Devlet Su İşleri (DSİ) 21. Bölge Müdürlüğünden emekli inşaat mühendisi Halil Sezai Oktay, su kalmadığında, Büyük Menderes’in sularını mendilleriyle süzüp içtiklerini belirterek, “Bugün ise parmağımızı sokmaya korkuyoruz” dedi. Oktay, Büyük Menderes Nehri’ndeki acı tabloyu gözler önüne serdi.
Ekosistemi Koruma ve Doğasevenler Derneğinin (EKODOSD) düzenlediği ‘Çarşamba Söyleşileri’nde bu hafta DSİ 21. Bölge Müdürlüğünden emekli inşaat mühendisi Halil Sezai Oktay konuk oldu. Oktay, söyleşide doğaseverlere Mahmut Dağı’nın serin suları ve temiz havasının can verdiği, etrafı dağlar ve ormanlarla çevrili doğanın içinde yer alan ballarıyla ünlü Dereköy’de yaşanan değişimi ve bu köyde doğan cumhuriyetin 2. kuşağı bir kişinin yaşam öyküsünü anlattı.

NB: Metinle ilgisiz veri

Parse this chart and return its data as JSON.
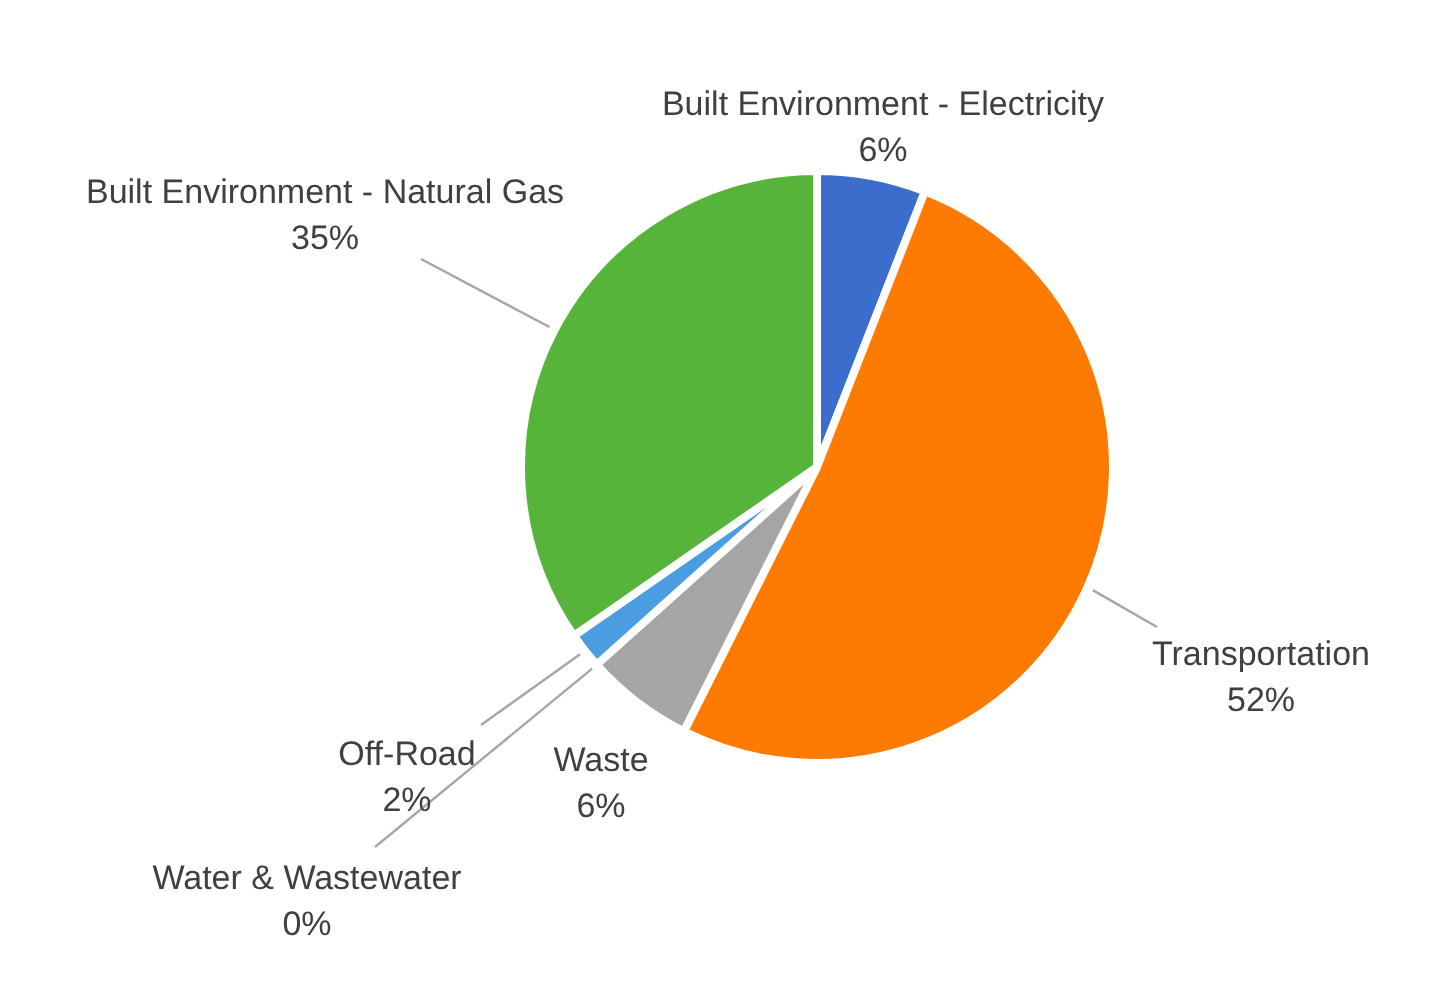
{
  "chart_data": {
    "type": "pie",
    "categories": [
      "Built Environment - Electricity",
      "Transportation",
      "Waste",
      "Water & Wastewater",
      "Off-Road",
      "Built Environment - Natural Gas"
    ],
    "values": [
      6,
      52,
      6,
      0,
      2,
      35
    ],
    "colors": [
      "#3b6dcc",
      "#fe7a00",
      "#a5a5a5",
      "#ffc000",
      "#4a9de0",
      "#57b43b"
    ],
    "value_labels": [
      "6%",
      "52%",
      "6%",
      "0%",
      "2%",
      "35%"
    ]
  }
}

BÖLGENİN 30 YILLIK DEĞİŞİMİNİ ANLATTI
Aynı coğrafyada yer alan 1926-35 yıllarında İzmir Valisi olarak görev yapan Kazım Dirik Paşa’nın yaptırmış olduğu meşhur Çinili Tak’ın neden yok olduğunu, hemen yakınındaki binlerce yıl öncesinden günümüze kadar gelerek 2019 yılında defineciler tarafından parçalanan Karabel geçidinde yer alan Hitit Kabartması’nın başına gelenleri film kesiti gibi doğaseverlerin gözlerinin önüne getirdi. Aydın DSİ 21. Bölge Müdürlüğü Planlama Şube Müdürlüğünde görev yaptığı dönemlerde, Büyük Menderes Havzası’nda yer alan barajlarla ilgili yapılan çalışmaları, barajların işleyişini, olumlu olumsuz etkilerini, suyun önemini ve bölgede bu konuda yaşanan yaklaşık 30 yıllık değişimleri anlattı.
NEREDEN NEREYE
Oktay’ın görev yaptığı 1982 yılında sıcak bir yaz gününde yaptıkları arazi çalışmasında yanlarında su kalmadığında, Büyük Menderes’in sularını mendilleriyle süzüp içtiklerini, bugün ise parmağını sokmaya korktuğunu söylemesi, Batı Anadolu’nun en önemli nehrinin çok kısa sürede ne hale getirildiğinin somut göstergesi olarak doğaseverlerin hafızasına kazındı. Yapılan söyleşiden sonra Halil Sezai Oktay’a, Perihan Yavuzdoğan tarafından EKODOSD’un teşekkür belgesi takdim edildi.